In november 1975 keert hij terug naar Suriname, dat kort daarop onafhankelijk wordt. Hij had ‘een koffer vol initiatieven’ bij zich, zoals de meesten van zijn collega’s die het nieuwe Suriname wilden helpen opbouwen. Maar er was meer: namelijk een interessant loonzakje want de Nederlandse militairen die tot de Surinaamse krijgsmacht (SKM) toetraden, kregen een zeer behoorlijke financiële aanvulling. Bouterse was toen één van de ongeveer duizend militairen van de SKM, onder leiding van kolonel Elstak, die na de onafhankelijkheid de Nederlandse Troepenmacht in Suriname (TRIS) verving.

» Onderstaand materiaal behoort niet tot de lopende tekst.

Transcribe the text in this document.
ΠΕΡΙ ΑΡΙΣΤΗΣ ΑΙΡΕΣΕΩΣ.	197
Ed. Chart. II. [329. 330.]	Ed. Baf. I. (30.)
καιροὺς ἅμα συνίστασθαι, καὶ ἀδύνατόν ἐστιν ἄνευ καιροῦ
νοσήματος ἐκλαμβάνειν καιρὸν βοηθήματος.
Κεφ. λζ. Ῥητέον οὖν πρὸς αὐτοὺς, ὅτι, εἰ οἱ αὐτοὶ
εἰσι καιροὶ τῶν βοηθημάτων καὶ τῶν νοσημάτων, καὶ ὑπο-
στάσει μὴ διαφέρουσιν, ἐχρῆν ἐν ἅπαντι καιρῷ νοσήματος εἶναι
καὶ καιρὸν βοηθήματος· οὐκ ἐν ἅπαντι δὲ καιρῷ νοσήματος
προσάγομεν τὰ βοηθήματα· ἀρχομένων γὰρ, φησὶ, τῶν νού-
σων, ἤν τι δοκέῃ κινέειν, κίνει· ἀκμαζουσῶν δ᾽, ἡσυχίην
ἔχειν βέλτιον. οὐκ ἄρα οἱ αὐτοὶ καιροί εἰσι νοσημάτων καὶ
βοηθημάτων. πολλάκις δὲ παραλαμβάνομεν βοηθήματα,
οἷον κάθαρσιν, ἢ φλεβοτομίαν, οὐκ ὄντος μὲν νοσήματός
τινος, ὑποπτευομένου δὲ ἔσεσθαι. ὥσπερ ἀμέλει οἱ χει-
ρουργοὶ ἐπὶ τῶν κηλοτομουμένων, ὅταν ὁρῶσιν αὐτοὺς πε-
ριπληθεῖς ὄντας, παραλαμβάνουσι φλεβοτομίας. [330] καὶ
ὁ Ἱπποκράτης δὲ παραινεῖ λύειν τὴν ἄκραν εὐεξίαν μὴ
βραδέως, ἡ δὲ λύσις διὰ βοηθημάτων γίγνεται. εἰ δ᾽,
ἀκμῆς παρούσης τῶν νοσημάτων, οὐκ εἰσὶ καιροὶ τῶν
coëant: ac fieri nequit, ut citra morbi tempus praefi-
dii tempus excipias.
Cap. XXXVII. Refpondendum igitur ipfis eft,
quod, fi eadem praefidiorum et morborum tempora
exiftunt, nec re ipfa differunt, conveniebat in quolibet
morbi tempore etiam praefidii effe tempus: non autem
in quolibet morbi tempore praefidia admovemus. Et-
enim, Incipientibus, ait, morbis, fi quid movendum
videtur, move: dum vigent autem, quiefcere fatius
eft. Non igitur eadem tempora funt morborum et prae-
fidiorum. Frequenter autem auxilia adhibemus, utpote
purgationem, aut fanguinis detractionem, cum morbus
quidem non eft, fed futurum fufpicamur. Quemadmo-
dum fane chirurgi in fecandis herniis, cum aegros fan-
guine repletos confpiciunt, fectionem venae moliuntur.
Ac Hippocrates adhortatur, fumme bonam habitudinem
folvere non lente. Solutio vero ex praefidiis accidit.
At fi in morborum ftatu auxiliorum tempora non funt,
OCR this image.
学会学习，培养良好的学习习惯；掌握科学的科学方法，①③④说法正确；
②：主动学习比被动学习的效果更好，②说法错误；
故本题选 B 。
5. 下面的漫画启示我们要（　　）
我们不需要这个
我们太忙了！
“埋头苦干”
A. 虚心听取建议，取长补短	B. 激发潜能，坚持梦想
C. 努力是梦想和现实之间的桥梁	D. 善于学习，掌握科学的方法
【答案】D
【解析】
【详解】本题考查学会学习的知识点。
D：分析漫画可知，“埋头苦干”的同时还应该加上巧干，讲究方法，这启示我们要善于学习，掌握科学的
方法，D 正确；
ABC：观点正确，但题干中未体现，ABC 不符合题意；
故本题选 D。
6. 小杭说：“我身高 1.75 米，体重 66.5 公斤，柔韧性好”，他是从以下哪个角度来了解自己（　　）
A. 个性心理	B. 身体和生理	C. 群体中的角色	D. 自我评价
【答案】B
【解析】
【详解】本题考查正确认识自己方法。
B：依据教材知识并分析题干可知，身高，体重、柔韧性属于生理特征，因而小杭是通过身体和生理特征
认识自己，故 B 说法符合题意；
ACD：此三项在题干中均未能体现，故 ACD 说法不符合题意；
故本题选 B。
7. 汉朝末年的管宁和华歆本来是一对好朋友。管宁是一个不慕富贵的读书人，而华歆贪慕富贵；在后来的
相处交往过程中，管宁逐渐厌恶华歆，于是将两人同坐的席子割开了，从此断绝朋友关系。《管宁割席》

Het liep algauw fout binnen de SKM. De grote salarisverschillen tussen verschillende categorieën van onderofficieren waren een voortdurende bron van ergernis. Dienstplichtige militairen ontvingen voor hetzelfde werk minder dan de beroepssoldaten. Ernstige loonverschillen bestonden er ook tussen de militairen die, zoals Bouterse, in Nederland in dienst waren, maar bij de srefidensi (onafhankelijkheid) naar Suriname terugkeerden en daarnaast TRIS-militairen die vóór de onafhankelijkheid in Suriname waren en tot de SKM toetraden. Ze kregen hetzelfde loon, maar de laatste groep kreeg nog steeds de aanvulling die ze ook vóór 1975 kreeg.
Wakaman
‘Wij probeerden herhaaldelijk te praten met de militaire leiders. Maar zij hadden geen begrip voor de huidige situatie. Dat was kort voordat driekwart van het leger zich niet bekommerde om zijn taken. Het moreel zonk weg. De ene persoon begon broodjes te maken, de andere iets anders. Naast het leger hadden wij allen onze eigen business. Ik begon met een redelijk grote kippen- en varkenskwekerij. Dat betekende een extra inkomen,’ vertelde sergeant Desi Bouterse aan de Nederlandse journalist Willem Oltmans. (1)
Met deze beschrijving van zijn ‘nevenactiviteiten’ beantwoordt Bouterse perfect aan de kenmerken van wat men in Suriname een wakaman noemt. Het is in het Sranan Tongo een samentrekking van het werkwoord ‘waka’ (lopen) en ‘man’. De eigenlijke betekenis is dus die van zwerver. Van Dale noemt het ‘iemand die stoer rondloopt en zijn inkomsten verwerft door te hosselen’. Of anders gezegd: inventief scharrelen om te overleven. Het lijkt wel een samenvatting van Bouterses biografie. Bovendien was deze sportieve volksjongen niet op zijn mondje gevallen. Zijn spreekvaardigheid en demagogische kwaliteiten zullen hem in zijn verdere loopbaan nog vele diensten bewijzen. Bovendien waren Bouterse en de meeste SKM-jongens ‘verwesterd’: ze hadden mee geproefd van de welvaartsstaat van de ‘golden sixties’ én van de democratiseringsgolf die, onder invloed van mei ’68, ook in het Nederlandse leger haar sporen had nagelaten.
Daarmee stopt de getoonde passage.